“Leggy? No idea.” Jim shrugged. “He left a couple hours back, remember? He didn’t mention nothin’. I reckon he wouldn’t go scouting without ‘stablishin’ something with you. It ain’t like him.”
“He’s probably just outside then.” Mugs stretched his arms. “I’m gonna go check on him, got it?”
“Fuckin’ natives,” Thomas snorted. “They’re all fuckin’ weird. Hey, if the twit comes back while you’re out can ya send him for dry wood? C’mon, Mugs, I’m dyin’ here.”
“No chance, I’m afraid.” Mugs sighed. He tossed his binoculars at Jim, who looked up just in time to clumsily catch them. “Keep watch while I’m out.”
“Yessir.”
Shin was just outside like he had guessed. A dampened smell of tobacco suggested he had been smoking one of his coveted American cigarettes, likely cradling the thing for as long as he could. At the moment, he was sitting still as death on a short, upright log. He had black messy hair and a thin yet respectable mustache that lined his upper lip. A few drops of rain had slid down his flat straw kasa, but he had seemed to not notice it at all.
“Rain comes,” Shin said grimly as Mugs approached. So he had noticed.
Mugs nodded in affirmation and squatted next to him. “Was wondering if you’d gone off and left us.”
“You know I would not do that.” Shin did not move. “I scout yesterday. I track people migrating to a neutral zone. I follow for two hours. Three men, seven women, four children. I do not believe they make it.”
“Yes, you told me the details yesterday. Never mentioned why, though.”
Shin was silent for a moment before shaking his head slightly. “One woman… a Spark, I think, for violent tribe. Her words say innocent when she speak. Her eyes say killer. They will not survive her.”
“The hell…” Mugs felt a pang of worry. “You don’t think that’ll bring any attention to our job?”
“They talk of Petal Bridge. She convinced them to cross it.”
Oh. Mugs calmed down. The territory around Petal Bridge was land he wouldn’t dare cross himself. Leggy—Shin—was right: those people were corpses within a day. They weren’t a problem at all.
“So we’re solid then?”
Shin nodded.
“Christ.” Mugs rubbed his brow. He remembered savages like the woman Shin described. Kate was one of them.

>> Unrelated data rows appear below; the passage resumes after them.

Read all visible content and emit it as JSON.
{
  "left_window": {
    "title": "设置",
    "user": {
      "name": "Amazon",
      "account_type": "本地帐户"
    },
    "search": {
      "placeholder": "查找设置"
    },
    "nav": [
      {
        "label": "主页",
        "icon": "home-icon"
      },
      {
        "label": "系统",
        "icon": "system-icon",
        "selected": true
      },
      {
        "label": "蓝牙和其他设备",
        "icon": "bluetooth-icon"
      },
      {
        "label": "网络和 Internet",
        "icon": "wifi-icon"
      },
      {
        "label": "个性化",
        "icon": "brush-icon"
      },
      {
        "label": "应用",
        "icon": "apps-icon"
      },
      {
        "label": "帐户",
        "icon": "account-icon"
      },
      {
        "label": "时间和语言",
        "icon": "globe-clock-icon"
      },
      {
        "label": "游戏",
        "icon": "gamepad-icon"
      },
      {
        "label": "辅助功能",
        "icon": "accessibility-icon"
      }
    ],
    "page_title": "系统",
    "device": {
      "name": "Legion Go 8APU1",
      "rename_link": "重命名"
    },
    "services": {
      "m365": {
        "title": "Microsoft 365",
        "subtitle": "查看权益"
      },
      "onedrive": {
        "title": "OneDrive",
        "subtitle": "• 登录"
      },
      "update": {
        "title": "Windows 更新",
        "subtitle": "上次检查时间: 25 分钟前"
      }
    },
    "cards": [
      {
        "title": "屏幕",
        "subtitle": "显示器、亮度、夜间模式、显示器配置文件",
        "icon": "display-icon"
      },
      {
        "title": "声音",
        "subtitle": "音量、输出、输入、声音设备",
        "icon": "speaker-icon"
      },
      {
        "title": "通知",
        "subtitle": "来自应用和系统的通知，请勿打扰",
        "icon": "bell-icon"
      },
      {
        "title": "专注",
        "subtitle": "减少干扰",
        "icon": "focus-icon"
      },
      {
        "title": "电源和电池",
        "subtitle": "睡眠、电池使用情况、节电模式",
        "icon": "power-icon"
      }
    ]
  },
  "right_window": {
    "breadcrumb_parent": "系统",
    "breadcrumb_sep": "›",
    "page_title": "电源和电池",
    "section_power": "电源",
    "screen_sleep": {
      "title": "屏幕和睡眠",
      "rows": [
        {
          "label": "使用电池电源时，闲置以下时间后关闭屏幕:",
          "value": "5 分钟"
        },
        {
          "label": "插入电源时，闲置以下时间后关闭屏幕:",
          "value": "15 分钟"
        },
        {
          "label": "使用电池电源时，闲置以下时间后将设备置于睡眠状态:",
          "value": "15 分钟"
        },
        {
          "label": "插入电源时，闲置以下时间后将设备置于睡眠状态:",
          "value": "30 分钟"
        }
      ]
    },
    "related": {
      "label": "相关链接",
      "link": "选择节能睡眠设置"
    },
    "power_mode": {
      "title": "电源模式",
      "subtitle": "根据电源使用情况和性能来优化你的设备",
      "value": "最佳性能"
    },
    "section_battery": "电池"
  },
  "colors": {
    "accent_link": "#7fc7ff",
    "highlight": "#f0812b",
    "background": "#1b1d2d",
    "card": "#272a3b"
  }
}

He deserved to run with them considering the muck that bled from his goddamn blackened soul. People like him were a menace, and not just to civilians. They were killers without a cause. Hell, on the other hand Mugs considered himself a menace. He had no qualms taking coin for a job, and it made no difference how much he tried to justify it all. That was something he used to do when he started. Maybe it was a piece of his own soul still left in him trying to make sense of things, or an ideal that had been beaten into him until it became his nature. Whatever it was it had left once the ground had become so red you couldn’t tell one man’s blood from the next.
“Where’s the boy?” Mugs grunted.
Shin dipped his head slightly. He didn’t know. “Walked over hill to the east. He say he watch sunset. To… write words.”
“Poems.” Mugs rolled his eyes. “Damn kid wants to write sodding poems. Y’think that bashin’ a man’s skull down his throat would scare the pansy from his pants. Tossed ’em through a tough as grit initiation for my crew and the boy still sticks to his soul. Guess I’ll give him some credit for that.” He looked up. “Not for his smarts, anyhow. No way he’ll catch sight of the sun in this weather.”